Journalism is a weird hybrid, inbred creature. A journalist does not involve themselves in the story. A journalist is merely a tool to help tell the story. I loved being able to chase a story down and then getting that last minute twist that threw everything you thought you knew out the window.

See, here’s the rules; the journalist is unbiased. No matter your own personal beliefs, you tell the story as it comes to you. That’s it. You don’t get an opinion. The story is the telling of facts. You don’t omit or twist facts to get the story you want. A journalist works for their readers. Not the paper or station, not the editor or owner. The audience. A slant is allowed but if the slant breaks the rules, it’s out. You have the option of not telling a story.
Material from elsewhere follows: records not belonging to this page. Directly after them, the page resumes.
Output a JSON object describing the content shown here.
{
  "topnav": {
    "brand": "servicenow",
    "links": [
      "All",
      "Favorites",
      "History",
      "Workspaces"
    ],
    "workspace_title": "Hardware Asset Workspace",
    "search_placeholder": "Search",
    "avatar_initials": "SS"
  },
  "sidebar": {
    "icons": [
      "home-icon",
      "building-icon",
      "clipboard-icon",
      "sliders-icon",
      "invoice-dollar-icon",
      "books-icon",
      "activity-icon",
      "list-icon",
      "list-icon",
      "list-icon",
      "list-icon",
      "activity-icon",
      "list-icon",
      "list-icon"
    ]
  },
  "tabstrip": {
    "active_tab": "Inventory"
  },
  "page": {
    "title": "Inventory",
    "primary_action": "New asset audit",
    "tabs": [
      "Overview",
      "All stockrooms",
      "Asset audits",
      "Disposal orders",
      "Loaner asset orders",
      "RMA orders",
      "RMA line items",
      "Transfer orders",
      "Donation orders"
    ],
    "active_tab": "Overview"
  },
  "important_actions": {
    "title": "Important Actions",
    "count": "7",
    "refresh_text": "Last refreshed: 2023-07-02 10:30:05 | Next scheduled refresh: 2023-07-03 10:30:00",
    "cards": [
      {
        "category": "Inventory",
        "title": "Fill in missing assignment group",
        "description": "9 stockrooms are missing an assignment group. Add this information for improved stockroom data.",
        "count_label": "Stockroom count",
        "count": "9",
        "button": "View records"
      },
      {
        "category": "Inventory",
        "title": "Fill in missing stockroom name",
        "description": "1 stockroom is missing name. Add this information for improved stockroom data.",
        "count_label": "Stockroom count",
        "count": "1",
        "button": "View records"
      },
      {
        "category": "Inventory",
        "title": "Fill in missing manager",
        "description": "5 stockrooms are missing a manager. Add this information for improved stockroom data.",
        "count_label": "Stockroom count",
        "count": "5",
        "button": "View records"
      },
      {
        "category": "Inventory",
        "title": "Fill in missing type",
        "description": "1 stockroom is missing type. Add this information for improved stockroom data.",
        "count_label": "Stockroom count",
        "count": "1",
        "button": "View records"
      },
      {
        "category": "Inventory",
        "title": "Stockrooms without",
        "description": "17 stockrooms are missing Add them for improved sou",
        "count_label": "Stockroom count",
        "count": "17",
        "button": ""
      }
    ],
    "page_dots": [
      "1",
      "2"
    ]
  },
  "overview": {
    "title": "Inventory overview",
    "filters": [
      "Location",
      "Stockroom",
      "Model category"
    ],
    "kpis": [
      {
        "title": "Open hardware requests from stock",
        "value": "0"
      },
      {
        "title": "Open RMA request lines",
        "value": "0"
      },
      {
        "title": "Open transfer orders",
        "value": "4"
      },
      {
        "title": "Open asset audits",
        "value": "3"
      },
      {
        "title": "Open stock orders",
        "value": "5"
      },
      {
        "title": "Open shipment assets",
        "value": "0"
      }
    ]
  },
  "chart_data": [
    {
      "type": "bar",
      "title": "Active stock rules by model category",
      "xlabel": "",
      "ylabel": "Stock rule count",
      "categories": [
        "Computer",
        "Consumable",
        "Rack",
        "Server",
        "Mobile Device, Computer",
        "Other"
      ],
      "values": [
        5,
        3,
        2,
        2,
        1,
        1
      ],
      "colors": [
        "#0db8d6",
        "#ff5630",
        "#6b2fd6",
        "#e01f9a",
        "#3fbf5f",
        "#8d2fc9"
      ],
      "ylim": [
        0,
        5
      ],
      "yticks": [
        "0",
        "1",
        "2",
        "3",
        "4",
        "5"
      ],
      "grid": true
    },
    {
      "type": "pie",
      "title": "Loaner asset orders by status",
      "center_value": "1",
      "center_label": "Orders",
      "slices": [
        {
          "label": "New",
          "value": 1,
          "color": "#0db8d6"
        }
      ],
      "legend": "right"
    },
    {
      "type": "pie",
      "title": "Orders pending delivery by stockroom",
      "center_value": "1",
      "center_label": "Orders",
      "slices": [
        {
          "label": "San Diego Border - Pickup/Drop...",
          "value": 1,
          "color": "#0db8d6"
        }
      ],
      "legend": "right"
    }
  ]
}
That’s how it used to work. Now, the audience new they weren’t getting the whole story sometimes or there were some stories that were buried but the media was trusted to tell the truth. However, in the last couple of decades or so something bizarre has happened in the world of media.

It used to be that the media was owned by various people. In my own city of Edmonton, Alberta, the people that owned The Edmonton Journal were different from those who owned The Edmonton Sun. Now both are owned by Postmedia. These are the same people that own The Calgary Herald, The Calgary Sun and The Daily Herald-Tribune in Grande Prairie. One media company owns all the major daily newspapers (or dailies) in Alberta.

Why is this frightening?

Traditionally the media has been a watchdog of politicians. Watergate never would have been uncovered if it hadn’t been for Bob Woodward and Carl Bernstein of The Washington Post. However, lately things have changed and it all has to do with who owns what.

When the media was in the hands of smaller companies, they competed with each other to get the story out. That was journalism. They also competed to ensure they were more trustworthy than the other. Now that the media is owned by a few large corporations there is no drive to keep them trustworthy. A large corporation with a large wallet doesn’t really care about a few small lawsuits. The media is no longer driven by the public’s need to know. Now it’s being driven by a corporation’s need to get information out. More specifically, get the right information out.

Back in May of 2015, The Edmonton Journal acknowledged that Postmedia told them to write a story endorsing Jim Prentice’s bid for Premier of Alberta. Not only did they tell the Journal to do this but they also told The Edmonton Sun, The Calgary Herald and The Calgary Sun to do the same thing.

Are you scared yet?

Now Alberta elected Premier Rachel Notley and we’re now seeing her being vilified in major media. There’s some seepage happening, too. She’s also being demonized in major social media as well. Social media that media outlets are quick to use. Truth be told, Notley could save orphans from a burning building and they’d nail her to a tree saying she didn’t prevent the fire.

And this is happening throughout the western world.

We learned that fake news was happening online and that major media was picking up on those stories. It’s part of how Donald Trump got elected. The same thing is happening here in Canada. Look at the mess that is Doug Ford and if you think he’s content with Ontario, think again.

This isn’t ending. It’s just beginning. I’m not one to cry wolf but I see a furry dog-like creature heading our way and its hungry.